Ecce uide si potes – “Come and see, if you can”

On Resurrection

Posted: Friday Jan 30th | Author: JohnO | Filed under: Early Church, Second Temple Judaism | No Comments »

Reading the beginning of The Resurrection of the Son of God NT Wright does a good deal of work moving through the pagan writings around the ideas of resurrection and life after death (which are two different things). I wish everyone over here arguing about it would stop, and read the first hundred or so pages to get an idea about how to even talk about the subject to begin with.

That said, there is more on the topic (and I wish I could get my hands on the presentation) being talked about over at Singing in the Reign. The conclusion from the rabbinic text fits perfectly within the model suggested by Jesus talking with the Saducees: the object of resurrection is to make whole, restore, and to perfect the person. The Jewish worldview saw the created order as good, not evil or to be escaped as did the pagan views. The Jewish hope was a fully restored and perfected creation. The hope for the whole included the hope for the individual. This came about in the idea of resurrection, though not all Jewish people did believe and expect resurrection. Clearly all Christians did.
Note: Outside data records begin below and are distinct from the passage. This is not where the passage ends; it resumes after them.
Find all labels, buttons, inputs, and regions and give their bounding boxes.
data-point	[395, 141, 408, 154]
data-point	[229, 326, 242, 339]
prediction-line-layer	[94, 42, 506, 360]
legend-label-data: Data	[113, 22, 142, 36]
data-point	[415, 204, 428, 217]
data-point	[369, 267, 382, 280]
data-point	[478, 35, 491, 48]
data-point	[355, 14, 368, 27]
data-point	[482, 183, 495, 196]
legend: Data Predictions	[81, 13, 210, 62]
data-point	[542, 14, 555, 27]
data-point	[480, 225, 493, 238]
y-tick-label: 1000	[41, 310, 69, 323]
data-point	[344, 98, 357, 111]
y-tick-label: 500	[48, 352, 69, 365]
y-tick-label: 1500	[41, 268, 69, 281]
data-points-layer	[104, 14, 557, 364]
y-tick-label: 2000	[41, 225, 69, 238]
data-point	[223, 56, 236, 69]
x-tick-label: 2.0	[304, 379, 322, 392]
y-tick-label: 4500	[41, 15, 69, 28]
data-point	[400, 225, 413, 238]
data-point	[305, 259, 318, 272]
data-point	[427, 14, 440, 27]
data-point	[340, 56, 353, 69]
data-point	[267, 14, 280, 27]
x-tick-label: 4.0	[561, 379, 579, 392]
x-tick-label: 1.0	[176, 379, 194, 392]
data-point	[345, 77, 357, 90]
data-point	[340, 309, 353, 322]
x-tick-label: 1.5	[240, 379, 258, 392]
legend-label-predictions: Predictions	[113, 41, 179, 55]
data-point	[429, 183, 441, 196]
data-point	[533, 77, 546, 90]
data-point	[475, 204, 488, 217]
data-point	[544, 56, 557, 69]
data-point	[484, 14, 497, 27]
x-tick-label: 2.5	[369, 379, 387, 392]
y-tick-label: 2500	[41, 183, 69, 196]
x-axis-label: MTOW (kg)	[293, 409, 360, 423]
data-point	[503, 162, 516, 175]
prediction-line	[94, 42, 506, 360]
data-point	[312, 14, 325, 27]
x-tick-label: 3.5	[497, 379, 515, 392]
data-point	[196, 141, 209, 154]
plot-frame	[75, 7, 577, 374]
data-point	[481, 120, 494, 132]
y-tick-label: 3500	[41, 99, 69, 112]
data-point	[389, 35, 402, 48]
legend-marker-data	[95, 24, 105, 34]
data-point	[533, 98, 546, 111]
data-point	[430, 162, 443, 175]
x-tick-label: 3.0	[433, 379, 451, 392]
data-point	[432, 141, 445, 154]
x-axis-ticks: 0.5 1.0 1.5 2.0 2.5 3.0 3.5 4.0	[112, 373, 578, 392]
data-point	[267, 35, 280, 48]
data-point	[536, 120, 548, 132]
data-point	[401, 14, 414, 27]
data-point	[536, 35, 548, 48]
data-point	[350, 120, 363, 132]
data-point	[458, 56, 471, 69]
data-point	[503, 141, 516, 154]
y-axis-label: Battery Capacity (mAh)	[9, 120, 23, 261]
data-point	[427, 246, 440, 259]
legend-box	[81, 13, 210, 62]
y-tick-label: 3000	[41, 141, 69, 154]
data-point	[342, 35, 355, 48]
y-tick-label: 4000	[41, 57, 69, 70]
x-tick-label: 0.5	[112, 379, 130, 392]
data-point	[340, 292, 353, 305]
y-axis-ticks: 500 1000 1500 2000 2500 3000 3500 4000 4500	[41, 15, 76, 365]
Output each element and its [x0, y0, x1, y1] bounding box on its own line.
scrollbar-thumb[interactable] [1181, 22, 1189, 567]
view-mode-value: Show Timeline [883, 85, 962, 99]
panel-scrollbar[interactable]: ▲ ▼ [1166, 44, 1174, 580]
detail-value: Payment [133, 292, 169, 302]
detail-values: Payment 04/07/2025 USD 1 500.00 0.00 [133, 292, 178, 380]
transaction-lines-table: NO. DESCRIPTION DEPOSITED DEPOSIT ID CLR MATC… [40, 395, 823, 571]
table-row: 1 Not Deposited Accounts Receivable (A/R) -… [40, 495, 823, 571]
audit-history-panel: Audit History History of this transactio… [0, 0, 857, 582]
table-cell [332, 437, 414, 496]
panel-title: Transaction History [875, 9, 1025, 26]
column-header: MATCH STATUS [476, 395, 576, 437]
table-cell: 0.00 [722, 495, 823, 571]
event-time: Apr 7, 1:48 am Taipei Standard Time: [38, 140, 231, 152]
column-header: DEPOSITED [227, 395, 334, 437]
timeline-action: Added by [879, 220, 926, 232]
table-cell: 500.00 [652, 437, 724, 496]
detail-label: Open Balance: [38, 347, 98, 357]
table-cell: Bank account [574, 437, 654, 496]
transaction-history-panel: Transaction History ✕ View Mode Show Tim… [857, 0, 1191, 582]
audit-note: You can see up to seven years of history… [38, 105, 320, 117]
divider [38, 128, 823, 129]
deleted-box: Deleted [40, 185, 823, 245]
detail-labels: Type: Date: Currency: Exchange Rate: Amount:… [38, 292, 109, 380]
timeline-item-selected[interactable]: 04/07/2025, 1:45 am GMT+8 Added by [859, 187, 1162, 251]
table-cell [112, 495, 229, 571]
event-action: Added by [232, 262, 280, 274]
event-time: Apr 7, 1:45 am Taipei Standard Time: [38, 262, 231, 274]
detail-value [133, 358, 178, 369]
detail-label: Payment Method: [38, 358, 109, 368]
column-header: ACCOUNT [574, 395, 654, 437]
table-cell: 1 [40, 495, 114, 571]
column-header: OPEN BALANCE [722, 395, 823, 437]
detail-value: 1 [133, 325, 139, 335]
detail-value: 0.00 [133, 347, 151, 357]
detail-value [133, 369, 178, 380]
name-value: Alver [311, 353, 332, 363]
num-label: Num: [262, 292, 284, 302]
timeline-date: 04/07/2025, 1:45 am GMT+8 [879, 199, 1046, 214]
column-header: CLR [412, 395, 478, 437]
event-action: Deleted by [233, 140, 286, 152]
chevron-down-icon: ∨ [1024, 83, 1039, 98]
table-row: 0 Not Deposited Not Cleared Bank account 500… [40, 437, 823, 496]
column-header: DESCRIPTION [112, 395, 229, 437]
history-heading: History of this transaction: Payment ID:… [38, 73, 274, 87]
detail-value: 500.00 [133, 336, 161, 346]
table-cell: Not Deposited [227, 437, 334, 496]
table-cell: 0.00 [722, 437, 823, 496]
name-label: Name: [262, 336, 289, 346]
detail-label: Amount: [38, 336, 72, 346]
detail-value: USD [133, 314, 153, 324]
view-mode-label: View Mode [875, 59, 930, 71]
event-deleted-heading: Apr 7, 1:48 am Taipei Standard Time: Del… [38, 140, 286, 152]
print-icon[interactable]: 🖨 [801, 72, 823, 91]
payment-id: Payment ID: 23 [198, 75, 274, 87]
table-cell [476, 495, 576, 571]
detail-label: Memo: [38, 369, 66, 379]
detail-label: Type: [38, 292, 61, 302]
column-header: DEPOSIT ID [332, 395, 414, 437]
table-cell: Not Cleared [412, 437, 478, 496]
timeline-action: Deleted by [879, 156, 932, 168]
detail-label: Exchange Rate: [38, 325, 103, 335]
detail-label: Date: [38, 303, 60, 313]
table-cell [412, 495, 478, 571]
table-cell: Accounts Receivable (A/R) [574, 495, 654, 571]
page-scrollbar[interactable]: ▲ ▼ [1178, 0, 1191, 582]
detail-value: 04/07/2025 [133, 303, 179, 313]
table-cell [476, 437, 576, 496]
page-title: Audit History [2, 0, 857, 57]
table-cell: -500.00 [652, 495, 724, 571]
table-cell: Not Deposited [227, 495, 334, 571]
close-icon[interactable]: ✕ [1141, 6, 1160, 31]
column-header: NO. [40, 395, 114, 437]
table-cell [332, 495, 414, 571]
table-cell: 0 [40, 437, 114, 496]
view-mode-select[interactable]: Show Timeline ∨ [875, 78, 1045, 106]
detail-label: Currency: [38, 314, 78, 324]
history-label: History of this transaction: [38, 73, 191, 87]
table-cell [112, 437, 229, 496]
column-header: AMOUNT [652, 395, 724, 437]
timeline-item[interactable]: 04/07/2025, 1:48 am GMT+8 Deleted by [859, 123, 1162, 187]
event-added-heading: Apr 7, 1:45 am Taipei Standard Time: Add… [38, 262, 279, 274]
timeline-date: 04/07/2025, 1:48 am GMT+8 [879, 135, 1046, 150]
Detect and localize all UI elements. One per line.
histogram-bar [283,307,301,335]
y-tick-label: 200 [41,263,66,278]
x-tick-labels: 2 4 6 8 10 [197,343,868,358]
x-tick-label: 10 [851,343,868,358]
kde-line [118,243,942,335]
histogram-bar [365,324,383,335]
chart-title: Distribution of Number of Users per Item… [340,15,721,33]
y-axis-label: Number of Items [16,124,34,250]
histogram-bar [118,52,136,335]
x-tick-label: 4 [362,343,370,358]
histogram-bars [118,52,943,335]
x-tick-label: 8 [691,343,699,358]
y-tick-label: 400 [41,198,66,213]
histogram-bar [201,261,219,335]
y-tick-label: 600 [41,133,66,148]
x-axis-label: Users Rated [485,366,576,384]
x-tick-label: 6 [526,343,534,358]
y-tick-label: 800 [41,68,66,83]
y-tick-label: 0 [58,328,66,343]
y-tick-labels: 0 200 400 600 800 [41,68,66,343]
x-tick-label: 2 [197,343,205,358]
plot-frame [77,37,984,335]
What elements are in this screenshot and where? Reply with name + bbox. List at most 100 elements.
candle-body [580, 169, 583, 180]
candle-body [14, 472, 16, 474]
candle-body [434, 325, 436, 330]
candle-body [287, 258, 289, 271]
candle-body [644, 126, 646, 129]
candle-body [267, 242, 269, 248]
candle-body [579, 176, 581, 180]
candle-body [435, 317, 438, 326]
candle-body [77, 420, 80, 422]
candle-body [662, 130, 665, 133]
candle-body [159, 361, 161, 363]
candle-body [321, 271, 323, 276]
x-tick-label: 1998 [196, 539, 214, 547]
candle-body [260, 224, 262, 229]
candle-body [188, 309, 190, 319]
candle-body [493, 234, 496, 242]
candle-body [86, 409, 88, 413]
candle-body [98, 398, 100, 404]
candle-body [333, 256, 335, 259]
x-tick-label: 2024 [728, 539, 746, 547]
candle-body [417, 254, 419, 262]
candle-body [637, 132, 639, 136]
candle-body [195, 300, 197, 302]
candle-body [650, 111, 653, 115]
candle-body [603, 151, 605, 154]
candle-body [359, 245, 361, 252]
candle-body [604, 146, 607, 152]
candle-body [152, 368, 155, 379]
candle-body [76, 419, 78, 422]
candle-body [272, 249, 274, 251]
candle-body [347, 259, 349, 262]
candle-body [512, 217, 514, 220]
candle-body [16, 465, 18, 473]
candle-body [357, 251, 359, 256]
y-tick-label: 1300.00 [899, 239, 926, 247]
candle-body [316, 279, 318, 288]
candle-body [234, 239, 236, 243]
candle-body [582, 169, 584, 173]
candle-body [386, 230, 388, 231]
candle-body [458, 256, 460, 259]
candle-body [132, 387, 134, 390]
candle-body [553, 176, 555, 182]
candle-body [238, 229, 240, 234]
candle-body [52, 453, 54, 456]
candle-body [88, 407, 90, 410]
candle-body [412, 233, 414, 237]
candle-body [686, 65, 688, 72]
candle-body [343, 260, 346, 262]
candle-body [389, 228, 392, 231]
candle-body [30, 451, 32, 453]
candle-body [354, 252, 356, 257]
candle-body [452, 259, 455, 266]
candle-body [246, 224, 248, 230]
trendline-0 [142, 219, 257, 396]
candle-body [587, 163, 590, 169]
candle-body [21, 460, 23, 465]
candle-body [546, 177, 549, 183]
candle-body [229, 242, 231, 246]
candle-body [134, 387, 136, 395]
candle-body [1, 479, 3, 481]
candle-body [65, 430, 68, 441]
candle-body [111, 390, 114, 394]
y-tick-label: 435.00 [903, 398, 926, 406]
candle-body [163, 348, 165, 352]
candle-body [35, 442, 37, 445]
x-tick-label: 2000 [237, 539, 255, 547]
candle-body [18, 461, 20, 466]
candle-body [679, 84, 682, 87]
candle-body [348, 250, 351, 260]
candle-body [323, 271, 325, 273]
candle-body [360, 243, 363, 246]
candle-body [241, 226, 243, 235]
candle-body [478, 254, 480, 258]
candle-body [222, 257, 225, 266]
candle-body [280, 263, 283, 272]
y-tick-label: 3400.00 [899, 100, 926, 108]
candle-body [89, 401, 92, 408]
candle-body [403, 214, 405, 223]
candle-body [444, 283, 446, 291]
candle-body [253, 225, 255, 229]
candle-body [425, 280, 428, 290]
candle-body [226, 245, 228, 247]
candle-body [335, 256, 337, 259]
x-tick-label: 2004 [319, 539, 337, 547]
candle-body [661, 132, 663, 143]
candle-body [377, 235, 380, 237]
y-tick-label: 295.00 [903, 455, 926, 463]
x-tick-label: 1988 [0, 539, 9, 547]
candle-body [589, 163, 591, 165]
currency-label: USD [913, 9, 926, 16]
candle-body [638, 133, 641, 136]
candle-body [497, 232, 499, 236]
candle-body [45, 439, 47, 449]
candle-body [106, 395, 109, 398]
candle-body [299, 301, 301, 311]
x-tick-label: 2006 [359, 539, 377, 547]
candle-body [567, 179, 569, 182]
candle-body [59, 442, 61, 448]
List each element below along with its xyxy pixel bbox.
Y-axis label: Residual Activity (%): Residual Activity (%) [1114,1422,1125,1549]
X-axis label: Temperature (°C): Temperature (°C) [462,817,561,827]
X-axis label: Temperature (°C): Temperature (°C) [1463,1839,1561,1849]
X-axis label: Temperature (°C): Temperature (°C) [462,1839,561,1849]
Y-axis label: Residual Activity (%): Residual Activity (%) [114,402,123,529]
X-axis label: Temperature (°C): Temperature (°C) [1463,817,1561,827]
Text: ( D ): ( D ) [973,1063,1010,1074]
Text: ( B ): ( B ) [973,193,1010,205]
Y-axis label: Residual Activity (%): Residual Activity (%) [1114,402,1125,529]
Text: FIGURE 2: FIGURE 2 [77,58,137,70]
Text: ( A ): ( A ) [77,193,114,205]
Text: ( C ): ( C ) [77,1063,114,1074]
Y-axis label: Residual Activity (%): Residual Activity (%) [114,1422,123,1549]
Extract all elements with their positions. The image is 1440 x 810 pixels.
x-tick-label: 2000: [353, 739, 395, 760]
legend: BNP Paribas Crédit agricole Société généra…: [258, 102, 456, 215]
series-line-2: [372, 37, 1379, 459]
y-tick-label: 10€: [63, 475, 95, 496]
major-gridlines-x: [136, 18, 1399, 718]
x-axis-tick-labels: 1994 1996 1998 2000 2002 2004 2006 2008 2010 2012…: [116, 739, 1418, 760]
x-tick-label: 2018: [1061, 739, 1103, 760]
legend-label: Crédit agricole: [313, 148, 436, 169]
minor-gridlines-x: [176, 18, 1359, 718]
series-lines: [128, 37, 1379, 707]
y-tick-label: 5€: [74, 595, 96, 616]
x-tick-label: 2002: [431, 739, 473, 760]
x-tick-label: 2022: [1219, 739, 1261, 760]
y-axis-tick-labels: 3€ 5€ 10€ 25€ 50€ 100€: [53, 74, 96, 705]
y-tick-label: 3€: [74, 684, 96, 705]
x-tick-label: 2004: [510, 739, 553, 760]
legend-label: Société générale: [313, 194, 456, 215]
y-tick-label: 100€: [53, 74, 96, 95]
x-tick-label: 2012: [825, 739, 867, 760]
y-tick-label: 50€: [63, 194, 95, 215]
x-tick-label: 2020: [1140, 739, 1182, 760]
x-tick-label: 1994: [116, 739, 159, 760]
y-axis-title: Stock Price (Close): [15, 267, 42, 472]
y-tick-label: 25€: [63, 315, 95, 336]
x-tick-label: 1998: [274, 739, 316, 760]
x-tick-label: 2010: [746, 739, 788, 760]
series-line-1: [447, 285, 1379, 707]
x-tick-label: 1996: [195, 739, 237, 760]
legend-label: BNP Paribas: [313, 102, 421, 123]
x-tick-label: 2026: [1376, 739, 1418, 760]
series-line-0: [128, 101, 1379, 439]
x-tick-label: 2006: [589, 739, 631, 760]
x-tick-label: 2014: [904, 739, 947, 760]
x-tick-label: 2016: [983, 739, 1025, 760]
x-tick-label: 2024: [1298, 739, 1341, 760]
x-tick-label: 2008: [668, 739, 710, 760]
It is important once more to be clear on the key topic before we go any further. The texts we shall consider, however we understand their detailed nuances, are not speaking about a new contrual of life after death, but something that will happen after whatever ‘life after death’ may involve. Resurrection is not just another way of talking about Sheol, or about what happens, as in Psalm 73, ‘afterwards’, that is, after the event of bodily death. It speaks of something that will happen, if it does, after that again. Resurrection means bodily life after ‘life after death’, or, if you prefer, bodily life after the state of ‘death’.